I was able to understand the Biomimicry concept further once Jay Harman, founder and CEO of Pax Scientific and Pax Water, took the stage. He has taken real-life models from nature in order to create his own inventions, which give nature a hand in correcting the damage caused by outdated inventions. He began his talk by mentioning that alternative energy is the fastest growing business right now and explained that the innovations of pumps and fans, from years ago, are what use half of all of the world’s energy (many from air conditioners used in the United States). His company has taken steps to decrease this energy consumption. He held up a contraption that looked like the part that you might attach to a high-end restaurant mixer, except that it had been designed as a tool to help clean our water supply, which can deteriorate if left stagnate in holding tanks by creating microbial contaminates.

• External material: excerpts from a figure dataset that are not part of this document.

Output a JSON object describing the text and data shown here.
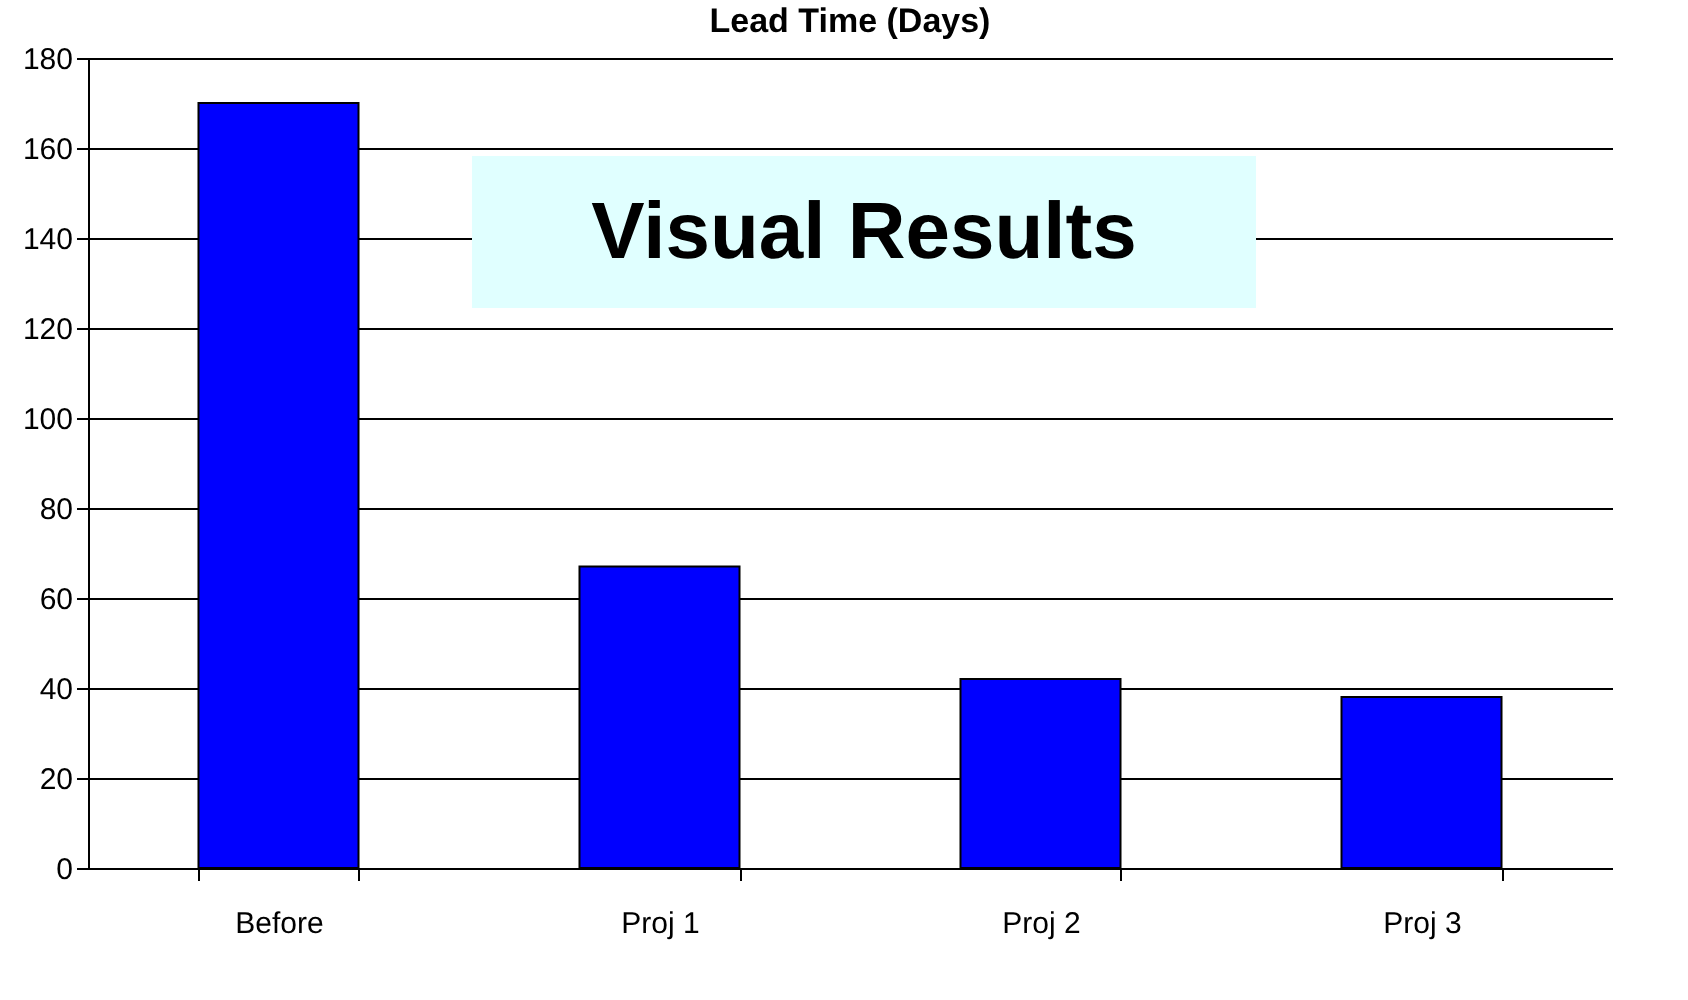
{
  "chart_data": {
    "type": "bar",
    "title": "Lead Time (Days)",
    "categories": [
      "Before",
      "Proj 1",
      "Proj 2",
      "Proj 3"
    ],
    "values": [
      170,
      67,
      42,
      38
    ],
    "color": "#0000ff",
    "ylim": [
      0,
      180
    ],
    "yticks": [
      0,
      20,
      40,
      60,
      80,
      100,
      120,
      140,
      160,
      180
    ],
    "grid": "y",
    "annotations": [
      "Visual Results"
    ]
  }
}
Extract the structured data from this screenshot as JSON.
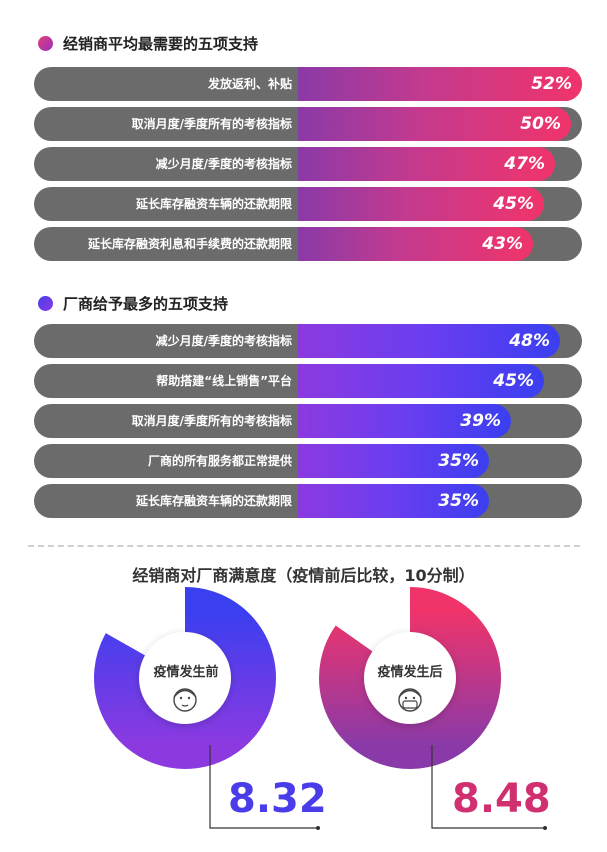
{
  "sections": [
    {
      "title": "经销商平均最需要的五项支持",
      "bars": [
        {
          "label": "发放返利、补贴",
          "value": 52,
          "display": "52%"
        },
        {
          "label": "取消月度/季度所有的考核指标",
          "value": 50,
          "display": "50%"
        },
        {
          "label": "减少月度/季度的考核指标",
          "value": 47,
          "display": "47%"
        },
        {
          "label": "延长库存融资车辆的还款期限",
          "value": 45,
          "display": "45%"
        },
        {
          "label": "延长库存融资利息和手续费的还款期限",
          "value": 43,
          "display": "43%"
        }
      ]
    },
    {
      "title": "厂商给予最多的五项支持",
      "bars": [
        {
          "label": "减少月度/季度的考核指标",
          "value": 48,
          "display": "48%"
        },
        {
          "label": "帮助搭建“线上销售”平台",
          "value": 45,
          "display": "45%"
        },
        {
          "label": "取消月度/季度所有的考核指标",
          "value": 39,
          "display": "39%"
        },
        {
          "label": "厂商的所有服务都正常提供",
          "value": 35,
          "display": "35%"
        },
        {
          "label": "延长库存融资车辆的还款期限",
          "value": 35,
          "display": "35%"
        }
      ]
    }
  ],
  "satisfaction": {
    "title": "经销商对厂商满意度（疫情前后比较，10分制）",
    "items": [
      {
        "label": "疫情发生前",
        "value": 8.32,
        "display": "8.32",
        "colors": [
          "#3a3ff0",
          "#8c3ae0"
        ]
      },
      {
        "label": "疫情发生后",
        "value": 8.48,
        "display": "8.48",
        "colors": [
          "#f0346a",
          "#8a3aa8"
        ]
      }
    ],
    "max": 10
  },
  "chart_data": [
    {
      "type": "bar",
      "title": "经销商平均最需要的五项支持",
      "categories": [
        "发放返利、补贴",
        "取消月度/季度所有的考核指标",
        "减少月度/季度的考核指标",
        "延长库存融资车辆的还款期限",
        "延长库存融资利息和手续费的还款期限"
      ],
      "values": [
        52,
        50,
        47,
        45,
        43
      ]
    },
    {
      "type": "bar",
      "title": "厂商给予最多的五项支持",
      "categories": [
        "减少月度/季度的考核指标",
        "帮助搭建“线上销售”平台",
        "取消月度/季度所有的考核指标",
        "厂商的所有服务都正常提供",
        "延长库存融资车辆的还款期限"
      ],
      "values": [
        48,
        45,
        39,
        35,
        35
      ]
    },
    {
      "type": "pie",
      "title": "经销商对厂商满意度（疫情前后比较，10分制）",
      "categories": [
        "疫情发生前",
        "疫情发生后"
      ],
      "values": [
        8.32,
        8.48
      ],
      "max": 10
    }
  ]
}
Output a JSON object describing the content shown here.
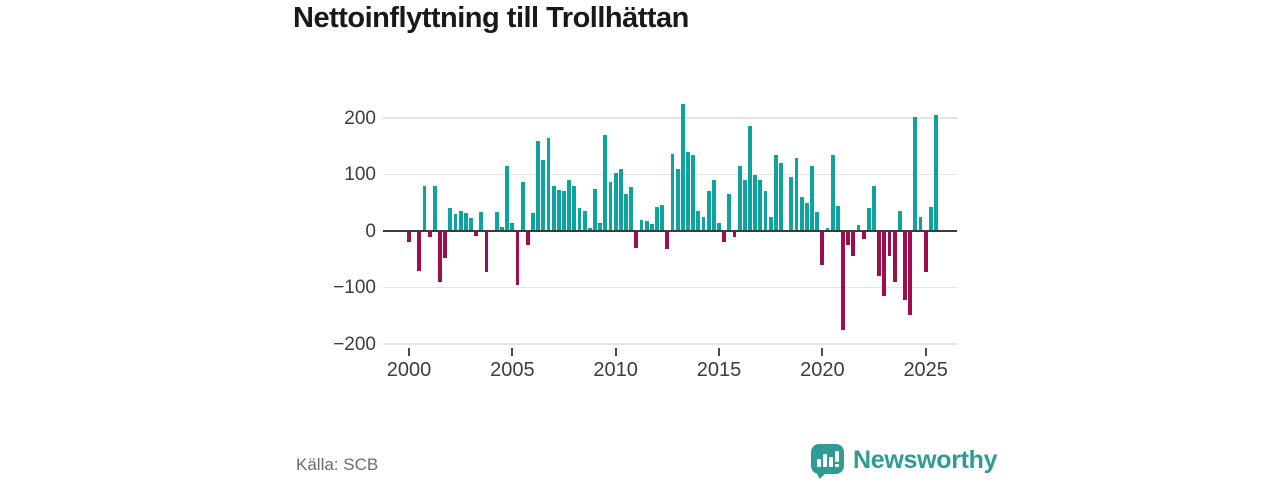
{
  "title": "Nettoinflyttning till Trollhättan",
  "source": "Källa: SCB",
  "branding": {
    "name": "Newsworthy",
    "color": "#2E9C95"
  },
  "chart_data": {
    "type": "bar",
    "title": "Nettoinflyttning till Trollhättan",
    "frequency": "quarterly",
    "start": "2000-Q1",
    "end": "2025-Q3",
    "xlabel": "",
    "ylabel": "",
    "x_tick_labels": [
      "2000",
      "2005",
      "2010",
      "2015",
      "2020",
      "2025"
    ],
    "y_tick_labels": [
      "200",
      "100",
      "0",
      "−100",
      "−200"
    ],
    "y_ticks": [
      200,
      100,
      0,
      -100,
      -200
    ],
    "ylim": [
      -200,
      240
    ],
    "grid": true,
    "legend": false,
    "positive_color": "#0DA39E",
    "negative_color": "#A00D4E",
    "values": [
      -20,
      0,
      -70,
      80,
      -10,
      80,
      -90,
      -48,
      40,
      30,
      36,
      31,
      23,
      -9,
      34,
      -73,
      0,
      33,
      7,
      115,
      15,
      -95,
      87,
      -25,
      32,
      160,
      125,
      165,
      80,
      72,
      70,
      90,
      80,
      40,
      35,
      5,
      75,
      15,
      170,
      87,
      103,
      110,
      65,
      77,
      -30,
      20,
      18,
      12,
      42,
      46,
      -31,
      137,
      110,
      225,
      140,
      135,
      35,
      25,
      70,
      90,
      15,
      -20,
      65,
      -10,
      115,
      90,
      185,
      100,
      90,
      70,
      25,
      135,
      120,
      0,
      95,
      130,
      60,
      50,
      115,
      33,
      -60,
      5,
      135,
      45,
      -175,
      -25,
      -45,
      10,
      -15,
      40,
      80,
      -80,
      -115,
      -45,
      -90,
      35,
      -122,
      -148,
      202,
      25,
      -72,
      43,
      205
    ]
  }
}
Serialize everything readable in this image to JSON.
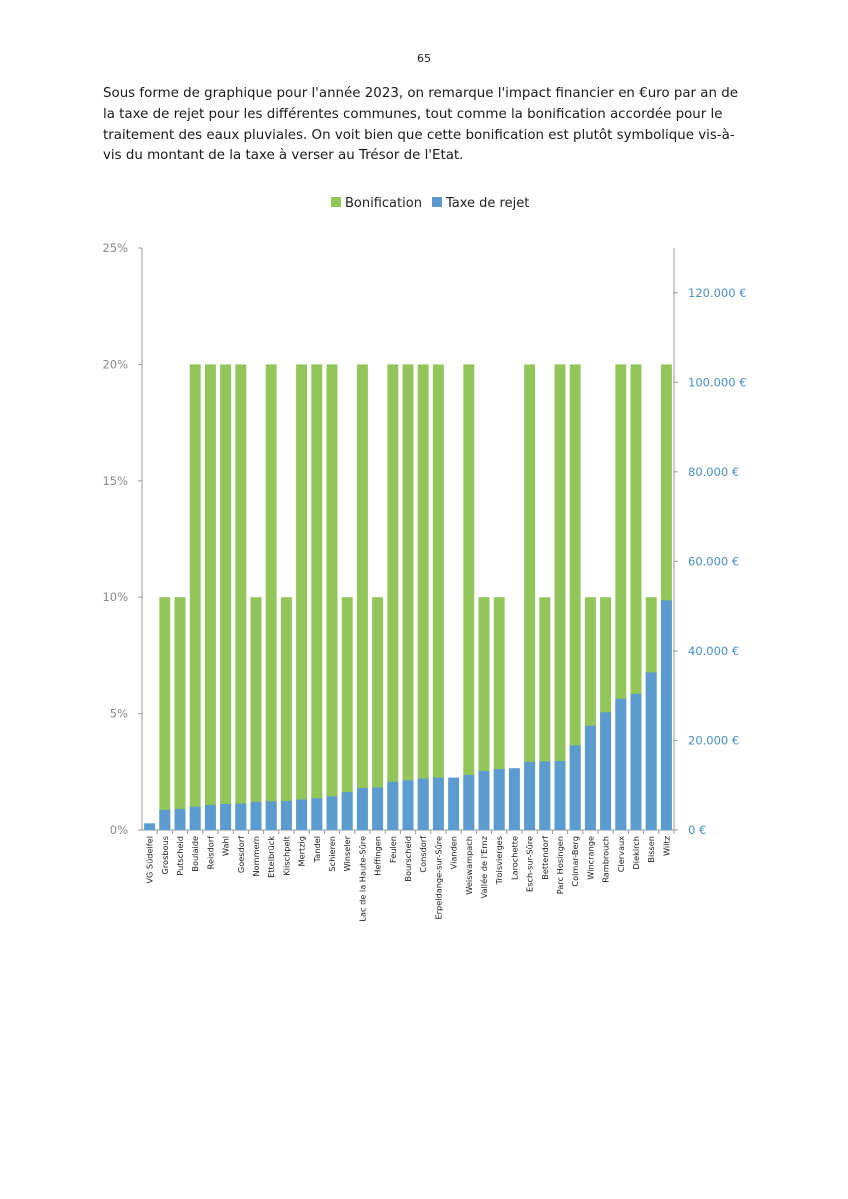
{
  "page": {
    "number": "65"
  },
  "intro_text": "Sous forme de graphique pour l'année 2023, on remarque l'impact financier en €uro par an de la taxe de rejet pour les différentes communes, tout comme la bonification accordée pour le traitement des eaux pluviales. On voit bien que cette bonification est plutôt symbolique vis-à-vis du montant de la taxe à verser au Trésor de l'Etat.",
  "colors": {
    "bonification": "#92c55a",
    "taxe": "#5b9bd0",
    "axis": "#9a9a9a",
    "right_axis_text": "#4a8fc4"
  },
  "chart_data": {
    "type": "bar",
    "title": "",
    "legend": {
      "position": "top",
      "entries": [
        "Bonification",
        "Taxe de rejet"
      ]
    },
    "categories": [
      "VG Südeifel",
      "Grosbous",
      "Putscheid",
      "Boulaide",
      "Reisdorf",
      "Wahl",
      "Goesdorf",
      "Nommern",
      "Ettelbrück",
      "Kiischpelt",
      "Mertzig",
      "Tandel",
      "Schieren",
      "Winseler",
      "Lac de la Haute-Sûre",
      "Heffingen",
      "Feulen",
      "Bourscheid",
      "Consdorf",
      "Erpeldange-sur-Sûre",
      "Vianden",
      "Weiswampach",
      "Vallée de l'Ernz",
      "Troisvierges",
      "Larochette",
      "Esch-sur-Sûre",
      "Bettendorf",
      "Parc Hosingen",
      "Colmar-Berg",
      "Wincrange",
      "Rambrouch",
      "Clervaux",
      "Diekirch",
      "Bissen",
      "Wiltz"
    ],
    "series": [
      {
        "name": "Bonification",
        "axis": "left",
        "unit": "%",
        "values": [
          0,
          10,
          10,
          20,
          20,
          20,
          20,
          10,
          20,
          10,
          20,
          20,
          20,
          10,
          20,
          10,
          20,
          20,
          20,
          20,
          0,
          20,
          10,
          10,
          0,
          20,
          10,
          20,
          20,
          10,
          10,
          20,
          20,
          10,
          20
        ]
      },
      {
        "name": "Taxe de rejet",
        "axis": "right",
        "unit": "€",
        "values": [
          1500,
          4500,
          4700,
          5200,
          5600,
          5800,
          5900,
          6300,
          6400,
          6500,
          6800,
          7100,
          7500,
          8500,
          9400,
          9500,
          10800,
          11100,
          11500,
          11700,
          11700,
          12300,
          13200,
          13600,
          13800,
          15200,
          15300,
          15400,
          18900,
          23300,
          26300,
          29300,
          30400,
          35200,
          51300
        ]
      }
    ],
    "y_left": {
      "range": [
        0,
        25
      ],
      "ticks": [
        "0%",
        "5%",
        "10%",
        "15%",
        "20%",
        "25%"
      ]
    },
    "y_right": {
      "range": [
        0,
        130000
      ],
      "ticks": [
        "0 €",
        "20.000 €",
        "40.000 €",
        "60.000 €",
        "80.000 €",
        "100.000 €",
        "120.000 €"
      ]
    },
    "grid": false
  }
}
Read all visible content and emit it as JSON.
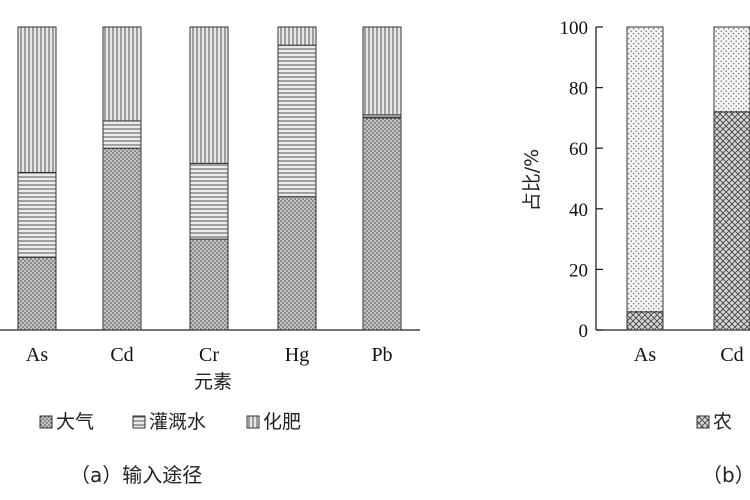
{
  "chart_data": [
    {
      "type": "bar",
      "stacked": true,
      "caption": "（a）输入途径",
      "xlabel": "元素",
      "ylabel": "",
      "ylim": [
        0,
        100
      ],
      "categories": [
        "As",
        "Cd",
        "Cr",
        "Hg",
        "Pb"
      ],
      "series": [
        {
          "name": "大气",
          "values": [
            24,
            60,
            30,
            44,
            70
          ]
        },
        {
          "name": "灌溉水",
          "values": [
            28,
            9,
            25,
            50,
            1
          ]
        },
        {
          "name": "化肥",
          "values": [
            48,
            31,
            45,
            6,
            29
          ]
        }
      ],
      "patterns": [
        "dots",
        "hlines",
        "vlines"
      ],
      "legend_position": "bottom",
      "grid": false
    },
    {
      "type": "bar",
      "stacked": true,
      "caption": "（b）",
      "xlabel": "",
      "ylabel": "占比/%",
      "ylim": [
        0,
        100
      ],
      "yticks": [
        0,
        20,
        40,
        60,
        80,
        100
      ],
      "categories": [
        "As",
        "Cd"
      ],
      "series": [
        {
          "name": "农",
          "values": [
            6,
            72
          ]
        },
        {
          "name": "",
          "values": [
            94,
            28
          ]
        }
      ],
      "patterns": [
        "crosshatch",
        "lightdots"
      ],
      "legend_position": "bottom",
      "grid": false,
      "cropped_right": true
    }
  ]
}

The invention is the Pax Water Mixer, and it was created using Biomimicry, by copying nature’s efficiencies. As the Web site states, “In nature, this design is the optimal shape for fluid movement. It’s found everywhere you look in the natural world, and nothing works better.” Pax takes natural designs and mixes them with state-of-the-art engineering and rigorous testing to create optimal devices. In this water mixer case, they looked at the eye of a hurricane, the inside of a snail shell, and other spiral forms in nature as inspiration. As he put it perfectly, “Nature’s already modeled the solutions for humans; we have the technology.”